Sure that is within our scope. But … did you know that some experts believe that in some cases relaxation can actually induce panic (ex. in situations where the panic is caused by internal sensations). We would have no way of knowing this because our curriculum does not incorporate mental health pathologies so we are not privy to the contraindications for massage and/or the effects of relaxation on such disorders.

Other points:

The article mentions: “The psychologist and physiotherapist together carry out the core face- to-face therapeutic work” The focus here is on collaboration – there is no expectation that the physio is carrying out the work – what makes us think we, as RMTs are above that?

According to the article, the physio’s role in psychology is

1) changing behaviour:

“Providing positive consequences for learning a new behaviour such as a previously feared exercise is likely to reinforce it”

YES Absolutely but… in order to know what the fears are, the physio/ or RMT in our case would collaborate with the psychologist who should be the one to elicit that appropriately from the client first.

2) Goal setting:

Yes – setting realistic achievable goals that are measurable and time-bound is completely appropriate for us to do.

3) Pacing:

YES – Pace out the home care according to the baselines agreed upon with the psychologists and the individual needs of each client. Because determine what the right pace is for the client is out of our scope of practice and outside what we are trained to do safely and effectively.

4) Education:

Clear communication, easy to understand, what needs to be done so that the client can decide to do it?
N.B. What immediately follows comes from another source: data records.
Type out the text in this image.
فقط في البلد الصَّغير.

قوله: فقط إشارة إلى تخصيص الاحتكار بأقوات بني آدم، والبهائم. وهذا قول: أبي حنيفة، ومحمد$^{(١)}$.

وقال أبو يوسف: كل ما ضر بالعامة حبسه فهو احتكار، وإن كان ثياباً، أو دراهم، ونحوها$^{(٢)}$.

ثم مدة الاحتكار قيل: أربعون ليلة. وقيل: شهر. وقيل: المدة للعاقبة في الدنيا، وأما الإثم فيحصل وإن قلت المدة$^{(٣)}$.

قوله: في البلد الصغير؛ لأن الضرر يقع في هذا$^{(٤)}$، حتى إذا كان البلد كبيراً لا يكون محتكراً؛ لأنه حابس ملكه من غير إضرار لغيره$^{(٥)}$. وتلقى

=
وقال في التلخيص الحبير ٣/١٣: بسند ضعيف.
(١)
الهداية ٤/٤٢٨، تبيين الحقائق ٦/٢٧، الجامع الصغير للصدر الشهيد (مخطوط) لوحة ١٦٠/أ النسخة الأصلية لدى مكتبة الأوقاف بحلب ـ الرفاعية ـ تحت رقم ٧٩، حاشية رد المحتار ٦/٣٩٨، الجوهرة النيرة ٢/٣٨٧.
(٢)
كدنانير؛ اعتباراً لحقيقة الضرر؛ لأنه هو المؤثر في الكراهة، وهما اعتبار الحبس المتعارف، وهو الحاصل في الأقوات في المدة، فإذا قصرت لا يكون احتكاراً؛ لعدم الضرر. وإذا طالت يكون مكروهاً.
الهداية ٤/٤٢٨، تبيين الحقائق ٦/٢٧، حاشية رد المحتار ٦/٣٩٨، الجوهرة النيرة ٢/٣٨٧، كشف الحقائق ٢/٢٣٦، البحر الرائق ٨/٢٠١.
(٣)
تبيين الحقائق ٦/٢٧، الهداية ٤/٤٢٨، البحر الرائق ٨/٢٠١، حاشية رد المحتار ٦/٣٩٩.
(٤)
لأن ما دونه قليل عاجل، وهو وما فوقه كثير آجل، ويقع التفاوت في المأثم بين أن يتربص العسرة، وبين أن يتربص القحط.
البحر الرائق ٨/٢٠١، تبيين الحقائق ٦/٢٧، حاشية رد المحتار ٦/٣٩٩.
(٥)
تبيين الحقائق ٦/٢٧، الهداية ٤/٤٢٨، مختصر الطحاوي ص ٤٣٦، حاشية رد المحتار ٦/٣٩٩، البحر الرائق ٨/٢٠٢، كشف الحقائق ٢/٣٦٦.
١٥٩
Totally do-able by RMTs.

5) Recording progress:

Involve clients in it (level of involvement should be based on feedback from psychologist)

6) Challenging thoughts and feelings:

Although the article suggests Physios could this, I don’t agree that this should be done blindly by Physios, or RMTs. – The psychologist and the client should both agree on what thoughts and feelings could be challenged. I believe that this is where much of the debate comes from – should RMTs have more control over challenging these thoughts. I don’t believe so. Not in our scope… not unless there are clearly defined fears that have been addressed with the psychologist and shared with the RMT before-hand.

7) Reminding clients that they were responsible for the positive outcome / achievement vs the Physio/(RMT) or psychologist when they try to say “thank you etc”. YES – totally within our scope and in accordance with our value principles.

8) Allow clients a sense of control…

Sure, give them options as you educate them about what their body is capable of doing. Let them find out on their own (teach them how) that their body is capable of doing more. I would still have the client consult with their psychologist if they are having difficulty with this concept, but empowering clients is within our values.

9) Don’t dismiss pain, but don’t enable the response to it.

There are strategies we can learn about how to do this effectively. Be confident but not aggressive in your communication / motivational approach. This is not psychotherapy. This is used in business, in marketing, and in healthcare to motivate people to adhere to their goals.